Оглянувшись, он увидел своего приятеля Стима Говарда, счетовода железнодорожного управления.

— Войдем, — сказал Говард. — Вид у вас совершенно больной. Я тоже хочу принять капли. Вчера пересидел у Фальберга, а может быть, перепил. А вы где хватили?

— Случайно я попал в «Ветку омелы», — ответил Тергенс. — Да у вас рука дрожит.

— У вас тоже трясется.

— Я не пью, — сказал Тергенс с неловким чувством выходки, рассчитанной на простофилю.

— Чего не пьете?

— Ничего. Сегодня я дал жене слово не пить.

— Хе-хе!.. Бедняга. Я тоже дал вчера слово не пить. Не только жене, но сестре, теще и дочери. Иначе эту публику невозможно успокоить. Они нас понять не могут.

— Это дело другого рода, Говард, — вздохнул Тергенс, вспоминая, как плакала Катриона. — Я решил не пить и обещал совершенно серьезно никогда не брать в рот проклятого виски.

— Да? Так не одно виски может утешить вас. Выпейте грог.

— Я сказал, что не буду пить ничего.

— Да ну?! Как же вы это так… неосторожно?!

— Что делать? Пришла, видно, пора кончить с бутылкой. Но и то сказать, выпито было за всю жизнь слишком достаточно. Надо наконец подумать о ней.
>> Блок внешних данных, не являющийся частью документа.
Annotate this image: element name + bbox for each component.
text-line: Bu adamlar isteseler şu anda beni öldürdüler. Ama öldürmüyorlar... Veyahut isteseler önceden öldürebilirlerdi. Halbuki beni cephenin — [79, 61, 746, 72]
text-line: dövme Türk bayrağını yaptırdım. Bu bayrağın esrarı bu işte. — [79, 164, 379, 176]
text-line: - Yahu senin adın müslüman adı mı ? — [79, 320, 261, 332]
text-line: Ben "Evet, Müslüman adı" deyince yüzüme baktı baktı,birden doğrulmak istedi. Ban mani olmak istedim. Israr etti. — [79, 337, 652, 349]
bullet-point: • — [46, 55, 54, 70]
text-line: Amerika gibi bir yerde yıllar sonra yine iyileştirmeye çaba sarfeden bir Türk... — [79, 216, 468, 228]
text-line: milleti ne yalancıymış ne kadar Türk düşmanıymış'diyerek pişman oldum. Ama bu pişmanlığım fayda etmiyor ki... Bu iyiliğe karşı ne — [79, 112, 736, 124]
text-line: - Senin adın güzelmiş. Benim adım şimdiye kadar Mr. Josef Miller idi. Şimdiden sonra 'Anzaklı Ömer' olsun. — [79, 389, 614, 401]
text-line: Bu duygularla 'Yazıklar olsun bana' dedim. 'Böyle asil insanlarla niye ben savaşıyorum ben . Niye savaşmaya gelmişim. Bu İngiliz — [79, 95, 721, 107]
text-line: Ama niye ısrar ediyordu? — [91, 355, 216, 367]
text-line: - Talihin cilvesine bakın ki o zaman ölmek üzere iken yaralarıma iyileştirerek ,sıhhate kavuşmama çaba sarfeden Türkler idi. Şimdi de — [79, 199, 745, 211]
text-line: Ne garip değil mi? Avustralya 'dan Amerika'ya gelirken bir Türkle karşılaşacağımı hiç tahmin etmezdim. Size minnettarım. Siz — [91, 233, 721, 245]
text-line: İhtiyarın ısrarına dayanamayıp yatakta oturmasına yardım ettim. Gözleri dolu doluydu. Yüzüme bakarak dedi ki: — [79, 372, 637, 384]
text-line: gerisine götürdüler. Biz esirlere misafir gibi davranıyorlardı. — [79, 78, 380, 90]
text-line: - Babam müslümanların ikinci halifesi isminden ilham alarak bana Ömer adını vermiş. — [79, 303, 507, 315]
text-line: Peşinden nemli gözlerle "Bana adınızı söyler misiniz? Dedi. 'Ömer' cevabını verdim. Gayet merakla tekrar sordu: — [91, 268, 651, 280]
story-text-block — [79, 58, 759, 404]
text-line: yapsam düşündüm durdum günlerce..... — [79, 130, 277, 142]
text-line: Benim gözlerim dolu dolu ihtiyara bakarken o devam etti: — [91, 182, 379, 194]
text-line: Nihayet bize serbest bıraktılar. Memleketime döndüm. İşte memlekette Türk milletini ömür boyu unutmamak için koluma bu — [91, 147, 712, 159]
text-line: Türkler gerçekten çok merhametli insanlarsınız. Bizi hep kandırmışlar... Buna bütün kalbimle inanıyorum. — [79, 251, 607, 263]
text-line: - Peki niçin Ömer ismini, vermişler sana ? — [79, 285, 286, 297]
Говард недоверчиво всматривался в приятеля и по задумчивости его, которая передавала без слов что-то действительно важное, увидел свою ошибку. Тергенс не шутил.

— Однако… — сказал Говард. — Ну, если так, я рад. А я выпью. Тут дают копченый язык с горчичным соусом. Зачем вы тут стоите в таком случае? Прощальное платоническое свидание?

— Я хотел пропустить стаканчик, — произнес Тергенс. — Хотел и не хотел; пока что мне трудно понять себя. Я даже хотел зайти. Я зайду, — вдруг решил он, — и посижу с вами, но пить не буду.

Говард сострадательно усмехнулся, думая, что наступил естественный конец обетам приятеля; он не стал его раздражать соответствующими шутками, говоря себе: «Как сядет, так нальет. Как нальет, так выпьет. А когда выпьет, мы с ним переберемся в „Ветку омелы“.